Triggerwarnung: Fatphobia,Mobbing

Ich heiße Mario. Aber in meiner Klasse hieß ich nie so. Ich hieß „Fettsack“, „Moppel“, „Kübel“, „Plattwalze“ – je nachdem, wie kreativ sie gerade waren.

Die Sprüche fingen irgendwann in der sechsten Klasse an, als die Körper sich veränderten – nur meiner eben nicht „richtig“. Die anderen wurden größer, trainierter, sportlicher. Ich blieb weich, rund, schwerfällig. Ich war der, der beim Staffellauf zuletzt kam, der bei Gruppenarbeiten übrig blieb, der beim Klettern am Seil nicht mal den halben Meter schaffte.

Erst waren es Witze. Dann wurde es zum Sport. Mobbing als Schulalltag.

Sie riefen mir Beleidigungen hinterher, traten mir im Vorbeigehen gegen den Ranzen, fotografierten mich beim Umziehen. Und ich? Ich wurde still. Ich fraß es in mich rein – alles: den Schmerz, die Wut, die Scham.

Ich fing an zu fehlen. Mal ein Tag, dann zwei, dann eine Woche. Ich lag im Bett und starrte die Decke an. Manchmal stellte ich mir vor, wie es wäre, wenn ich einfach nicht mehr da wäre. Aber ich hatte nicht mal die Kraft, das zu Ende zu denken.

Meine Noten rutschten ab. Lehrer fragten, was los sei. Ich sagte: „Nichts.“ Die Schulsozialarbeiterin versuchte, mit mir zu reden. Ich nickte nur. Es war zu spät. Ich hatte längst innerlich gekündigt.
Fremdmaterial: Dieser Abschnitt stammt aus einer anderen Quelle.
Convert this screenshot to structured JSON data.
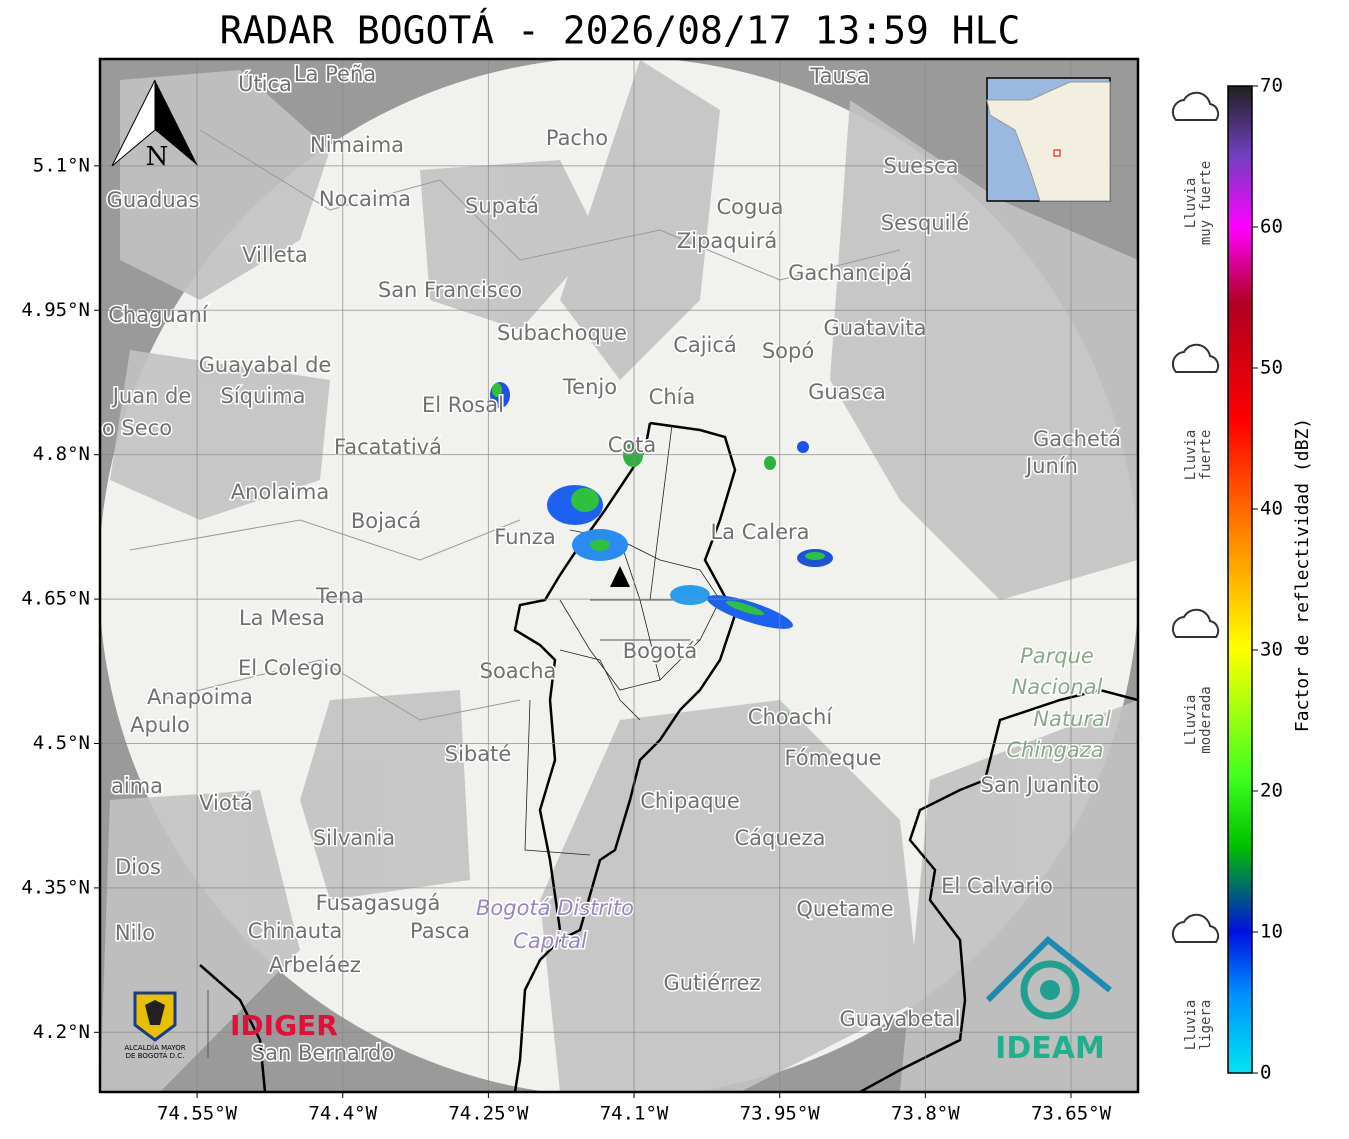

In der neunten Klasse hab ich endgültig aufgegeben. Ich ging kaum noch hin. Irgendwann sagte mein Vater: „Mario, das geht so nicht weiter. Du brauchst eine Perspektive.“ Ich sagte: „Schule ist keine für mich.“

Ich hab die Schule abgebrochen. Kein Abschluss, kein Abiball, kein „Wir halten zusammen“ wie in Filmen.

Ich fing eine Ausbildung an – in einer kleinen Werkstatt, die Fahrräder repariert. Mein Chef sagt nicht viel, aber er schreit auch nicht. Die Leute dort lachen nicht über mich. Sie schauen mich an, wie jeden anderen. Es ist still dort. Ich mag das.

Manchmal sehe ich in der Bahn noch Leute von früher. Sie erkennen mich nicht. Oder tun so. Ich weiß nicht, was schlimmer ist.

Ich hab nicht gewonnen. Ich hab auch nicht ganz verloren. Ich hab einfach aufgehört zu kämpfen, weil mich niemand verteidigt hat. Nicht mal ich selbst.

Aber ich steh wieder auf, jeden Morgen. Ich geh zur Arbeit. Ich lerne was. Ich bin nicht glücklich – noch nicht. Aber ich bin draußen. Raus aus der Hölle. Und vielleicht ist das fürs Erste genug.